Nowhere in the above have I suggested a method of teaching children how to be a poet. At the most , when I was teaching , I could correct grammar, question the structure ,the use of particular words , the thought process etc. 
 
I did play word games , set up physical situations where they were encouraged to use images that were not cliches . 
 
I tried to give them some craft skills to express their own art .  
Few poets that I have heard of were perfect artists from the start of their writing . See Chaucer -- the life so short , the art so long to learn .  
 
I do rather resent the charlatan's charter comment .  
 
Related to my style of teaching of which you know nothing it is presumptuous . And it does smack of snobbery . 
 
I taught word skills , which may have helped the children go away and write their own poems. If they did I praised where praise was due . 
 
And I hope I taught them to read their own work critically in the hope of self improvement , not improving it via something imposed by me from outside . 
 
patterjack 
 
A layperson's reaction
Written by Bottleblondesurfer (3559 comments posted) 8th November 2006
I have read Josie' s post and your post on poetry with interest but have not felt qualified to comment.

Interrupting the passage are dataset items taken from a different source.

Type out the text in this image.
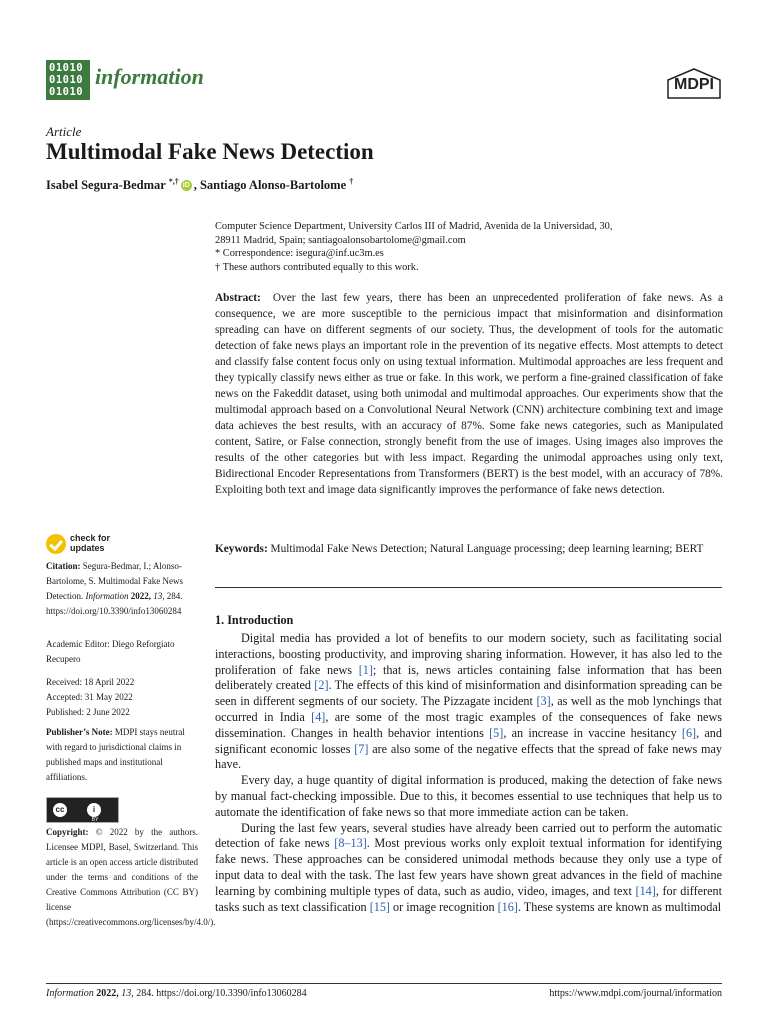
01010
01010
01010
information	MDPI
Article
Multimodal Fake News Detection
Isabel Segura-Bedmar *,† iD , Santiago Alonso-Bartolome †
Computer Science Department, University Carlos III of Madrid, Avenida de la Universidad, 30,
28911 Madrid, Spain; santiagoalonsobartolome@gmail.com
* Correspondence: isegura@inf.uc3m.es
† These authors contributed equally to this work.
Abstract: Over the last few years, there has been an unprecedented proliferation of fake news. As a consequence, we are more susceptible to the pernicious impact that misinformation and disinformation spreading can have on different segments of our society. Thus, the development of tools for the automatic detection of fake news plays an important role in the prevention of its negative effects. Most attempts to detect and classify false content focus only on using textual information. Multimodal approaches are less frequent and they typically classify news either as true or fake. In this work, we perform a fine-grained classification of fake news on the Fakeddit dataset, using both unimodal and multimodal approaches. Our experiments show that the multimodal approach based on a Convolutional Neural Network (CNN) architecture combining text and image data achieves the best results, with an accuracy of 87%. Some fake news categories, such as Manipulated content, Satire, or False connection, strongly benefit from the use of images. Using images also improves the results of the other categories but with less impact. Regarding the unimodal approaches using only text, Bidirectional Encoder Representations from Transformers (BERT) is the best model, with an accuracy of 78%. Exploiting both text and image data significantly improves the performance of fake news detection.
Keywords: Multimodal Fake News Detection; Natural Language processing; deep learning learning; BERT
check for
updates
Citation: Segura-Bedmar, I.; Alonso-Bartolome, S. Multimodal Fake News Detection. Information 2022, 13, 284. https://doi.org/10.3390/info13060284
Academic Editor: Diego Reforgiato Recupero
Received: 18 April 2022
Accepted: 31 May 2022
Published: 2 June 2022
Publisher’s Note: MDPI stays neutral with regard to jurisdictional claims in published maps and institutional affiliations.
cc	i
BY
Copyright: © 2022 by the authors. Licensee MDPI, Basel, Switzerland. This article is an open access article distributed under the terms and conditions of the Creative Commons Attribution (CC BY) license (https://creativecommons.org/licenses/by/4.0/).
1. Introduction

Digital media has provided a lot of benefits to our modern society, such as facilitating social interactions, boosting productivity, and improving sharing information. However, it has also led to the proliferation of fake news [1]; that is, news articles containing false information that has been deliberately created [2]. The effects of this kind of misinformation and disinformation spreading can be seen in different segments of our society. The Pizzagate incident [3], as well as the mob lynchings that occurred in India [4], are some of the most tragic examples of the consequences of fake news dissemination. Changes in health behavior intentions [5], an increase in vaccine hesitancy [6], and significant economic losses [7] are also some of the negative effects that the spread of fake news may have.

Every day, a huge quantity of digital information is produced, making the detection of fake news by manual fact-checking impossible. Due to this, it becomes essential to use techniques that help us to automate the identification of fake news so that more immediate action can be taken.

During the last few years, several studies have already been carried out to perform the automatic detection of fake news [8–13]. Most previous works only exploit textual information for identifying fake news. These approaches can be considered unimodal methods because they only use a type of input data to deal with the task. The last few years have shown great advances in the field of machine learning by combining multiple types of data, such as audio, video, images, and text [14], for different tasks such as text classification [15] or image recognition [16]. These systems are known as multimodal

Information 2022, 13, 284. https://doi.org/10.3390/info13060284	https://www.mdpi.com/journal/information
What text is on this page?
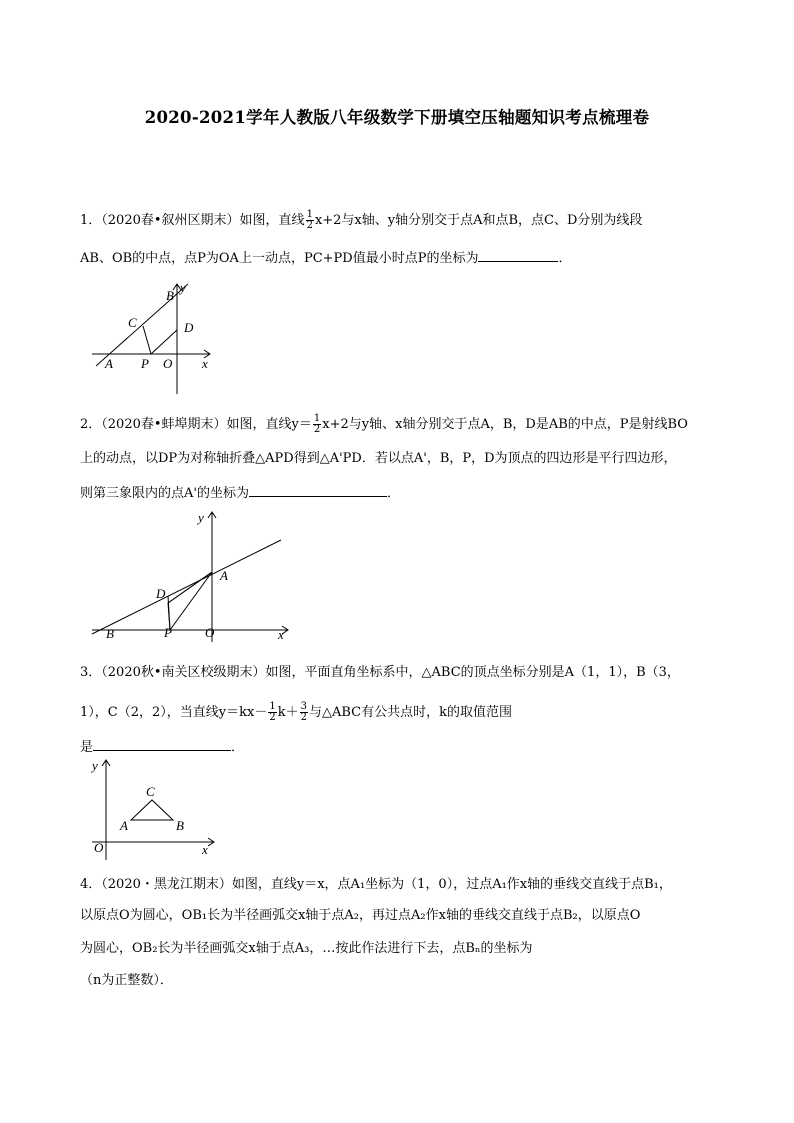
2020-2021学年人教版八年级数学下册填空压轴题知识考点梳理卷
1．（2020春•叙州区期末）如图，直线 $\frac{1}{2} x+2$与x轴、y轴分别交于点A和点B，点C、D分别为线段
AB、OB的中点，点P为OA上一动点，PC+PD值最小时点P的坐标为	．
B
y
C	D
A P O x
2．（2020春•蚌埠期末）如图，直线$y= \frac{1}{2} x+2$与y轴、x轴分别交于点A，B，D是AB的中点，P是射线BO
上的动点，以DP为对称轴折叠△APD得到△A'PD．若以点A'，B，P，D为顶点的四边形是平行四边形，
则第三象限内的点A'的坐标为	．
y
D
A
B	P	O	x
3．（2020秋•南关区校级期末）如图，平面直角坐标系中，△ABC的顶点坐标分别是A（1，1），B（3，
1），C（2，2），当直线$y=kx- \frac{1}{2} k+ \frac{3}{2}$ 与△ABC有公共点时，k的取值范围
是	．
y
C
A	B
O	x
4．（2020・黑龙江期末）如图，直线y＝x，点A₁坐标为（1，0），过点A₁作x轴的垂线交直线于点B₁，
以原点O为圆心，OB₁长为半径画弧交x轴于点A₂，再过点A₂作x轴的垂线交直线于点B₂，以原点O
为圆心，OB₂长为半径画弧交x轴于点A₃，…按此作法进行下去，点Bₙ的坐标为
（n为正整数）．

I admit I struggle with poetry on the forum and this discussion has been helpful to me. I would not have commented at all if it wasn't for Taliskers pretentious and arrogant comments. He is an amatuer and to be so dissmissive of a professional who has spent years writing,teaching, and studying poetry is hubris right off the scale. A charlatan's charter?? Bloody cheek I say. If you don't know have the sense to keep quiet 
Cheers 
BBS

Written by Phil (6959 comments posted) 8th November 2006
All I can say is that I enjoy teaching poetry, not on your grand scale Brian, (9, 10 and 11 year olds) and that most children also enjoy it. The art/skill/craft/whatever of peeling back layers and making links to reveal meaning has to be taught in the first place before the kid can go on to do this for himself. 
 
I try to expose them to the widest range of poetry I can. This is both encouraged and limited by government meddling. 
 
As for writing poetry - when I try, I often haven't a clue when I start out about structure and such. It develops as I write. I tend to go by the sound of it. As I tend to write pieces with no set structure, I often think of it as the pulse rather than the rhythm. Some of the things you've written may help me. Personally, I do think skills and craft can be taught and learned. It's what's done with them that turn them into art or nonsense. 
 
All the best, 
 
Phil.
revealing
Written by fellpony (1702 comments posted) 17th March 2008
I had not read this before - but agree that Brian is well qualified to discuss the subject of teaching poetic appreciation as well as encouraging students (of diverse ages) to try to write for themselves.